Les Thérapies par Exposition à la Réalité Virtuelle
C’est lorsque l’on s'intéresse aux thérapies comportementales et cognitives que l’on peut découvrir que les nouvelles technologies (réalité virtuelle, jeux vidéo, serious games...) peuvent devenir de véritables outils au service de la thérapie pour traiter certains types de troubles. Les premières expériences d’exposition sous réalité virtuelle dans le cadre d’une thérapie ont eu lieu en 1992 et portaient sur les troubles anxieux. Elles se sont appuyées sur la théorie du traitement émotionnel de Foa et Kozac (1986), à savoir que si un EV peut générer de l’anxiété et activer les structures anxiogènes, il pourra devenir une alternative d’exposition. Comme dans l’exposition in vivo, l’information qui contredit les convictions anxieuses pourra être expérimentée et la modification de la structure anxiogène pourra se produire. Par conséquent, les émotions suscitées dans un EV participent grandement à l’expérience virtuelle et c’est même ce qui est à la base des thérapies d’exposition en psychiatrie. Dans le contexte des phobies, l’objectif est le plus souvent de créer des situations anxiogènes. Le réalisme des stimuli et l’induction des émotions, seront visés. De même pour les addictions dont l’objectif est de déclencher le craving. Le but principal de cette exposition étant de comprendre le fonctionnement cognitif et comportemental de l’individu et de réduire les effets d’objets entraînant de l’anxiété ou du craving en confrontant le patient à ces derniers pour l’aider à mettre en place des pensés et des comportements plus adaptés. De cette façon l’exposition à ces objets est progressive, contrôlée et adaptée au patient. Ces notions sont extrêmement importantes dans le cadre d’une thérapie. Les interfaces de VR sont développées afin que le patient accomplisse une activité déterminée ou soit soumis à une exposition précise.

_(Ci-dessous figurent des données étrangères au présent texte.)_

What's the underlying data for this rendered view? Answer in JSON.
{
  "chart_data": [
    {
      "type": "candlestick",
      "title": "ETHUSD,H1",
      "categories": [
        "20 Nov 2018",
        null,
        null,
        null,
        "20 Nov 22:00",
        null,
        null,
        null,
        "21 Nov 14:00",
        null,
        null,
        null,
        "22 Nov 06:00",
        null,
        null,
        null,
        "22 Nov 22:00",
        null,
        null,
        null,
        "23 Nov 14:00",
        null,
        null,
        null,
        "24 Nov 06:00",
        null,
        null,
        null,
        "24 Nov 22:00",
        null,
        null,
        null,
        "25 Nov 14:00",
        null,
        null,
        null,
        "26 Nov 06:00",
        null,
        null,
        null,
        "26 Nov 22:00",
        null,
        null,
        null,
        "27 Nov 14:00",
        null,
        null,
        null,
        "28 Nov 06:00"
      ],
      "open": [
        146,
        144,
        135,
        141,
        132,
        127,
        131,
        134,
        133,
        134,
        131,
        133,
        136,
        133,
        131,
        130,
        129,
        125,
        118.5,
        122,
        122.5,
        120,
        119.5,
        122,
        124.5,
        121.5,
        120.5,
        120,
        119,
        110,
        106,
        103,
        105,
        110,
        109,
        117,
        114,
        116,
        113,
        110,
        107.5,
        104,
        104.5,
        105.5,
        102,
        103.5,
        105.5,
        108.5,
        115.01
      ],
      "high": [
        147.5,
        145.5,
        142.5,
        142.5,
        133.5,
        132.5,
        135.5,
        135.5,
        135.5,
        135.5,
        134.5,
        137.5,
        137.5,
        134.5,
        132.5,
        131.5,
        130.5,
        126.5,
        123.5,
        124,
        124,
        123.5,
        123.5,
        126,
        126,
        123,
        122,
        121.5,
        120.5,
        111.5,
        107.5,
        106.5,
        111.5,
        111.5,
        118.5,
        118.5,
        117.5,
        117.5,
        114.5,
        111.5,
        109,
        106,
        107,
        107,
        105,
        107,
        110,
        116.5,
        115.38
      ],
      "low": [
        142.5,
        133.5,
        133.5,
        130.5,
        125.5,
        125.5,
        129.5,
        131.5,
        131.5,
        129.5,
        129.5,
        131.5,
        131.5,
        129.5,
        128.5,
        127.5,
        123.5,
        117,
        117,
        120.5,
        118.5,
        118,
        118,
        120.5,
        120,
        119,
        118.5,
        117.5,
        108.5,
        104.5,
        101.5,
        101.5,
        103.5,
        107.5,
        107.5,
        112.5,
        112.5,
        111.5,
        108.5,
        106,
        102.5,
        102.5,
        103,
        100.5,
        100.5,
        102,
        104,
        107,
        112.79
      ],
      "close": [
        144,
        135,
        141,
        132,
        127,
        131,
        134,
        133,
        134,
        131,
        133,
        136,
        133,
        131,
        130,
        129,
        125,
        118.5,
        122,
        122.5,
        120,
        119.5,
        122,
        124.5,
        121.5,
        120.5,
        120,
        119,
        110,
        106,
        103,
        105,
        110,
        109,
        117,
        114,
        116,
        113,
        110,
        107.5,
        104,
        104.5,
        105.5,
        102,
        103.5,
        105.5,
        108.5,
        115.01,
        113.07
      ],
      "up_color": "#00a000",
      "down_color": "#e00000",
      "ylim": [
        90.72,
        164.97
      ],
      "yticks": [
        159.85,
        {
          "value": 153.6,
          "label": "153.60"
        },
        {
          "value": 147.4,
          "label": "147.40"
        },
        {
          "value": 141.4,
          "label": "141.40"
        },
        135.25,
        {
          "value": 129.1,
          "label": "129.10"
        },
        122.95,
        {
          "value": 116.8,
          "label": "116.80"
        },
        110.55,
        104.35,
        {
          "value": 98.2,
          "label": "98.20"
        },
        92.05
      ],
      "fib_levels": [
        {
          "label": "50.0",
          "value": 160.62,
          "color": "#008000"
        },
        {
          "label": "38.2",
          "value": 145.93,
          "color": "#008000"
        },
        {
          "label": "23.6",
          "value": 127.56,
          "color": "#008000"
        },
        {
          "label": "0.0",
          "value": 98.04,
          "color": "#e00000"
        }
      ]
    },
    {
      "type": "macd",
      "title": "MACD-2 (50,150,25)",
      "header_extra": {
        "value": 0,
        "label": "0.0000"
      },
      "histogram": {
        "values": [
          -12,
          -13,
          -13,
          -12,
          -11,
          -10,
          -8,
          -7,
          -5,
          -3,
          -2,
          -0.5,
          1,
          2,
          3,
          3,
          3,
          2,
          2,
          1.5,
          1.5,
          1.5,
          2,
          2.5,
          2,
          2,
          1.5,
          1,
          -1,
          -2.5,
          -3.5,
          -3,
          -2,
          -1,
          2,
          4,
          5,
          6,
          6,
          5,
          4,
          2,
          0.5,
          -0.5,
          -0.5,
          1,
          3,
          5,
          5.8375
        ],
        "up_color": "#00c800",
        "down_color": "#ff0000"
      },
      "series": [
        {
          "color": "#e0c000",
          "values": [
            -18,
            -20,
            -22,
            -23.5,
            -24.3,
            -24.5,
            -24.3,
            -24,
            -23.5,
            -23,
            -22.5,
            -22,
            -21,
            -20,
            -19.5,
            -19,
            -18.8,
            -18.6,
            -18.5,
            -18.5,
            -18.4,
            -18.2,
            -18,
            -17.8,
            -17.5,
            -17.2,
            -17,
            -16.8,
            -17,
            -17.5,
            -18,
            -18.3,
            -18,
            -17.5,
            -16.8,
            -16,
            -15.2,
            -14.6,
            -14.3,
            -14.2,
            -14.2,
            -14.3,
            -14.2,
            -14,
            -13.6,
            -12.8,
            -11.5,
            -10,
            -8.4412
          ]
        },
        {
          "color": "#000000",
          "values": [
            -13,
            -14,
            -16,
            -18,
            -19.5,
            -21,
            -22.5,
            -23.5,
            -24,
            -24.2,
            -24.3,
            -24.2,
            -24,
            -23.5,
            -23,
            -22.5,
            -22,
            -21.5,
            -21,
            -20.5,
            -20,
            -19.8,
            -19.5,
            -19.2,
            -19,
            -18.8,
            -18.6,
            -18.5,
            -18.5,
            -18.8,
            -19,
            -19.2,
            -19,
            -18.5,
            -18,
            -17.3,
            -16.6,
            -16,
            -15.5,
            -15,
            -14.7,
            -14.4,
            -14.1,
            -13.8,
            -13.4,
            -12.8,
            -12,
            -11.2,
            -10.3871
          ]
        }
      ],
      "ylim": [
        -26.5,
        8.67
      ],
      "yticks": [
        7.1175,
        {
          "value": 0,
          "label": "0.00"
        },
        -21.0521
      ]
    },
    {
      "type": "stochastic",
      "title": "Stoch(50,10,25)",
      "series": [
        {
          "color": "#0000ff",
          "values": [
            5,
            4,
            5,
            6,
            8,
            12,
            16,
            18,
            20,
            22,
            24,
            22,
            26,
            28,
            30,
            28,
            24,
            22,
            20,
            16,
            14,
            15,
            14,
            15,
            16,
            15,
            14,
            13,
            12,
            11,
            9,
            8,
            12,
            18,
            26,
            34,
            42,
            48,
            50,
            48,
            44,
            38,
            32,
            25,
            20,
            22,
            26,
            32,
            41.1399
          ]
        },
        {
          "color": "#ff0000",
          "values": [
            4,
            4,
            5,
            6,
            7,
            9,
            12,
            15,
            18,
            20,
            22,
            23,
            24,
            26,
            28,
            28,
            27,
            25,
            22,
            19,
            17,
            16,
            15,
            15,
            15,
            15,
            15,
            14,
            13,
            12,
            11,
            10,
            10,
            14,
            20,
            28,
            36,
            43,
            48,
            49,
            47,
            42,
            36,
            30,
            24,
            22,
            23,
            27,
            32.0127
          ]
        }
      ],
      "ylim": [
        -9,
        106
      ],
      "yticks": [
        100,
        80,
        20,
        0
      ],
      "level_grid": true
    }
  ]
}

Déroulement de la Thérapie
Bien que la plupart des études ne soient que des études de cas (Krijn, Emmelkamp, Olafsson & Biemond, 2004), des protocoles cliniques ont pu émerger, permettant de se diriger vers une démarche plus scientifique et de saisir davantage les composantes cognitives et comportementales en jeu dans ces thérapies. Les TCC avec réalité virtuelle représentent, en général, une dizaine de séances au cours desquelles le patient va apprendre dans un premier temps comment l’anxiété ou le craving sont générés, comment ils sont entretenus (consciemment ou inconsciemment) et dans un second temps comment modifier ses schémas cognitifs et remplacer ses comportements inadaptés pour réduire ses troubles anxieux et ses addictions et ainsi retrouver sa liberté autrefois perdue. Au fil des séances et en fonction de ses progrès, il sera proposé au patient d’augmenter la difficulté de l’exposition. Le but étant de provoquer par la mise en place et la révision des méthodes apprises, une diminution du niveau d’anxiété ou de craving pour le faire passer à l’étape suivante, l’exposition se faisant de façon graduée. Le thérapeute présent tout au long du processus intervient également pour commenter et analyser les éléments de la thérapie. De plus les patients sont invités à se confronter dès que possible (lorsque le thérapeute les sent prêts, généralement aux alentours de la 6ème ou 7ème séance) aux situations anxiogènes ou provoquant le craving dans le monde réel.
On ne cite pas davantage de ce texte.